Arthur Frederico Lerner, Universidade Federal de Santa Catarina

Researcher and professional in the field of Accounting, with experience in auditing, controllership, and teaching. I have a highly motivated profile for continuous learning and knowledge dissemination, especially in the areas of Finance, Technology, and Data Science. I am currently pursuing a Ph.D. in Accounting at the Federal University of Santa Catarina (UFSC), with a focus on quantitative methods, aiming to further enhance my expertise and contribute to the advancement of the field. I hold a solid academic background, with a master’s degree in Controllership and Accounting from the Federal University of Rio Grande do Sul (UFRGS), completed in 2019, and a bachelor’s degree in Accounting from the same institution, completed in 2016.
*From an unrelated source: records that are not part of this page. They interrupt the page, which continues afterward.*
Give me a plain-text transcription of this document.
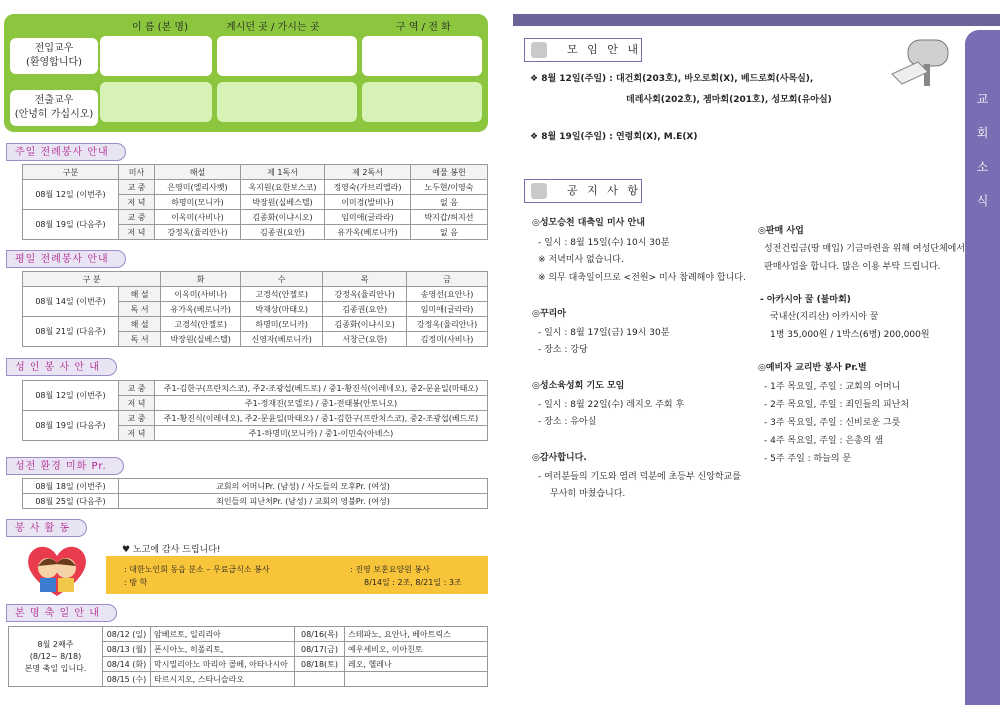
이 름 (본 명)	계시던 곳 / 가시는 곳	구 역 / 전 화
전입교우
(환영합니다)
전출교우
(안녕히 가십시오)
주일 전례봉사 안내
구분	미사	해설	제 1독서	제 2독서	예물 봉헌
08월 12일 (이번주)	교 중	은영미(엘리사벳)	옥지원(요한보스코)	정영숙(가브리엘라)	노두현/이영숙
	저 녁	하명미(모니카)	박장원(실베스텔)	이미경(발비나)	없 음
08월 19일 (다음주)	교 중	이옥미(사비나)	김종화(이냐시오)	임미애(글라라)	박지갑/허지선
	저 녁	강정옥(율리안나)	김종권(요안)	유가옥(베로니카)	없 음
평일 전례봉사 안내
구 분		화	수	목	금
08월 14일 (이번주)	해 설	이옥미(사비나)	고경석(안젤로)	강정옥(율리안나)	송영선(요안나)
	독 서	유가옥(베로니카)	박재상(마태오)	김종권(요안)	임미애(글라라)
08월 21일 (다음주)	해 설	고경석(안젤로)	하명미(모니카)	김종화(이냐시오)	강정옥(율리안나)
	독 서	박장원(실베스텔)	신영자(베로니카)	서창근(요한)	김정미(사비나)
성 인 봉 사 안 내
08월 12일 (이번주)	교 중	주1-김한구(프란치스코), 주2-조광섭(베드로) / 중1-황진식(이레네오), 중2-문윤일(마태오)
	저 녁	주1-정재진(모델로) / 중1-전태봉(안토니오)
08월 19일 (다음주)	교 중	주1-황진식(이레네오), 주2-문윤일(마태오) / 중1-김한구(프란치스코), 중2-조광섭(베드로)
	저 녁	주1-하명미(모니카) / 중1-이민숙(아녜스)
성전 환경 미화 Pr.
08월 18일 (이번주)	교회의 어머니Pr. (남성) / 사도들의 모후Pr. (여성)
08월 25일 (다음주)	죄인들의 피난처Pr. (남성) / 교회의 영불Pr. (여성)
봉 사 활 동
♥ 노고에 감사 드립니다!
: 대한노인회 동읍 분소 – 무료급식소 봉사
: 방 학
: 진영 보훈요양원 봉사
8/14일 : 2조, 8/21일 : 3조
본 명 축 일 안 내
8월 2째주
(8/12~ 8/18)
본명 축일 입니다.	08/12 (일)	암베르토, 일리리아	08/16(목)	스테파노, 요안나, 베아트릭스
	08/13 (월)	폰시아노, 히폴리토,	08/17(금)	예우세비오, 이아친토
	08/14 (화)	막시밀리아노 마리아 콜베, 아타나시아	08/18(토)	레오, 헬레나
	08/15 (수)	타르시지오, 스타니슬라오		
교
회
소
식
모 임 안 내
❖ 8월 12일(주일) : 대건회(203호), 바오로회(X), 베드로회(사목실),
데레사회(202호), 젬마회(201호), 성모회(유아실)
❖ 8월 19일(주일) : 연령회(X), M.E(X)
공 지 사 항
◎성모승천 대축일 미사 안내
- 일시 : 8월 15일(수) 10시 30분
※ 저녁미사 없습니다.
※ 의무 대축일이므로 <전원> 미사 참례해야 합니다.
◎꾸리아
- 일시 : 8월 17일(금) 19시 30분
- 장소 : 강당
◎성소육성회 기도 모임
- 일시 : 8월 22일(수) 레지오 주회 후
- 장소 : 유아실
◎감사합니다.
- 여러분들의 기도와 염려 덕분에 초등부 신앙학교를
무사히 마쳤습니다.
◎판매 사업
성전건립금(땅 매입) 기금마련을 위해 여성단체에서
판매사업을 합니다. 많은 이용 부탁 드립니다.
- 아카시아 꿀 (불마회)
국내산(지리산) 아카시아 꿀
1병 35,000원 / 1박스(6병) 200,000원
◎예비자 교리반 봉사 Pr.별
- 1주 목요일, 주일 : 교회의 어머니
- 2주 목요일, 주일 : 죄인들의 피난처
- 3주 목요일, 주일 : 신비로운 그릇
- 4주 목요일, 주일 : 은총의 샘
- 5주 주일 : 하늘의 문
Leonardo Flach, Universidade Federal de Santa Catarina

Professor at the Federal University of Santa Catarina, in the Department of Accounting. CNPQ Scientific Productivity Scholar (PQ2). Served as Senior Visiting Professor at the University of Lisbon (Portugal). Holds a postdoctoral degree in Accounting and Finance from the Massachusetts Institute of Technology (MIT/USA). Participates in three Graduate Programs: Graduate Program in Accounting (PPGC), Graduate Program in Intellectual Property and Technology Transfer for Innovation (PROFNIT), and Graduate Program in University Administration.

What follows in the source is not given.